Image Reconstruction and Analysis

Image stacks were analyzed using a custom plugin running on MetaMorph software based on wavelet segmentation.^39,40 It allows reconstructing the superresolution images by summing the positions of localized single molecules into a single image and exporting files containing the spatial coordinates of each localization. Fluorescent beads (Tetraspec) were used as fiduciary markers for image registration.

4.6.

Protein Quantification Using Tessellation-Based Analysis

We used SR-Tesseler²⁴ to quantify the molecular organization of the three synaptic adhesion proteins. Single-molecule localization coordinates were used to compute a Voronoï tessellation in order to partition the image space in polygons of various sizes centered on each localized molecule. Using this space-partitioning framework, first-rank densities ${\delta }_i^1$ of the molecules were computed²⁴ and density maps were generated by texturing the Voronoï polygons with ${\delta }_i^1$ values. Segmentations of the mSA-labeled AP-$\mathrm{Nrx}1\beta$ presynapses were performed by applying a threshold of twice the average density $\delta$ of the whole axonal region. Then subcluster organization of the $\mathrm{Nrx}1\beta$ distribution was obtained by applying a threshold of twice the average density of each presynapse. All selected neighboring molecules were merged together to segment presynapses and subclusters, and the size parameters were extracted by principal component analysis.
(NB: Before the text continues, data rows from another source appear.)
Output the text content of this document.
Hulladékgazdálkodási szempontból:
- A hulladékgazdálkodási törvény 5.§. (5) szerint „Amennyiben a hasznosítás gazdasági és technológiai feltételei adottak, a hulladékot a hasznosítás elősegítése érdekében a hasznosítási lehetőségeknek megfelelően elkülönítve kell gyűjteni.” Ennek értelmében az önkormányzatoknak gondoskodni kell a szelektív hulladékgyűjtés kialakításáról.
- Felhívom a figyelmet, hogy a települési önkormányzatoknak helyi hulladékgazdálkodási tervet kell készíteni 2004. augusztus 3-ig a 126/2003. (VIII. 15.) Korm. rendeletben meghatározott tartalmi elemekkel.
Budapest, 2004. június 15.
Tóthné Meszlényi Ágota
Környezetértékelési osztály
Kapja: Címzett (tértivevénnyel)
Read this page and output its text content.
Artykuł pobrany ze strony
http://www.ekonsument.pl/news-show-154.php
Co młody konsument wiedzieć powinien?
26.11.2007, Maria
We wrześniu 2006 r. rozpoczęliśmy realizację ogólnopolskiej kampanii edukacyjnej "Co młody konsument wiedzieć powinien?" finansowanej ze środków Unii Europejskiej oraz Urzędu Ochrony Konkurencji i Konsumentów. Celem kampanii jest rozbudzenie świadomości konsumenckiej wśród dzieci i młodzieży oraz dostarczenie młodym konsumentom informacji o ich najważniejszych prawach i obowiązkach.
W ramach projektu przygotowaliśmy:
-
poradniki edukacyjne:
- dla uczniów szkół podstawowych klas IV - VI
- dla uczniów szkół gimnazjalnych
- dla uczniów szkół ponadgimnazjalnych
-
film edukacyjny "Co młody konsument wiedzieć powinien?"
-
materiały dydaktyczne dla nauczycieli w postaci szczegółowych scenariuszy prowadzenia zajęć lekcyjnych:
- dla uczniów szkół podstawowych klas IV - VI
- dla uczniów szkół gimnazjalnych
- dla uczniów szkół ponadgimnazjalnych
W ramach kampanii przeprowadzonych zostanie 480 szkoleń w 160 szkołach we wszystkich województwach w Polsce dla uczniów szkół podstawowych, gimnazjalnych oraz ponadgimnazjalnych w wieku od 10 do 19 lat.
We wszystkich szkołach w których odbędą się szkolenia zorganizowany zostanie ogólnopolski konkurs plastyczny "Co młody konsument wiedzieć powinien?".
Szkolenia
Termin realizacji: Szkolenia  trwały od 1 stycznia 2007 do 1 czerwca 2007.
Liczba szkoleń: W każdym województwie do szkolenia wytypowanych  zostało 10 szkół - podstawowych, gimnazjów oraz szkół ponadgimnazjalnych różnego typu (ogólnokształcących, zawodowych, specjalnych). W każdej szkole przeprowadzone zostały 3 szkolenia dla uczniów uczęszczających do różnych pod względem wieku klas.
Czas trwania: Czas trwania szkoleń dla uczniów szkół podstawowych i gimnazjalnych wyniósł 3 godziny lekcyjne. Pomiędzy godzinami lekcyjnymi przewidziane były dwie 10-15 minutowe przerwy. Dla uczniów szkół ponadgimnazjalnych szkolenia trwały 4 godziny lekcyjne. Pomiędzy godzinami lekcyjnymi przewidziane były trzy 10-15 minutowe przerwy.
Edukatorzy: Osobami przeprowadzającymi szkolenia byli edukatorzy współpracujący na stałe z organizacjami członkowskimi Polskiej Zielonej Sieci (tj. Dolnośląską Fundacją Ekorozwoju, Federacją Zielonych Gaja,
To determine the nanoscale organization of the three proteins, we first segmented the diffracted-limited low-resolution images using intensity-based thresholding in MetaMorph software. The neuronal regions $N$ were identified by segmenting the localizations inside those masks. All subsequent analyses were performed exclusively on the localizations belonging to $N$. For each protein, normalization of the density distribution was achieved by dividing the density ${\delta }_i^1$ of each molecule by the median ${\tilde{\delta }}^1$ of all ${\delta }_i^1$. The enrichment factor $R$ was defined as the ratio between the molecule density ${\delta }_i^1$ and the average density ${\delta }^N$ of the neuronal region. By varying $R$ (from 0 to 20), we determined enriched regions (for $R>0$) with a given area $A(R)$ and a number of localization $N(R)$. $A(R)$ reflects the surface occupation for ${\delta }_i^1\ge R\times {\delta }^N$ and $N(R)$ the number of localizations within this area.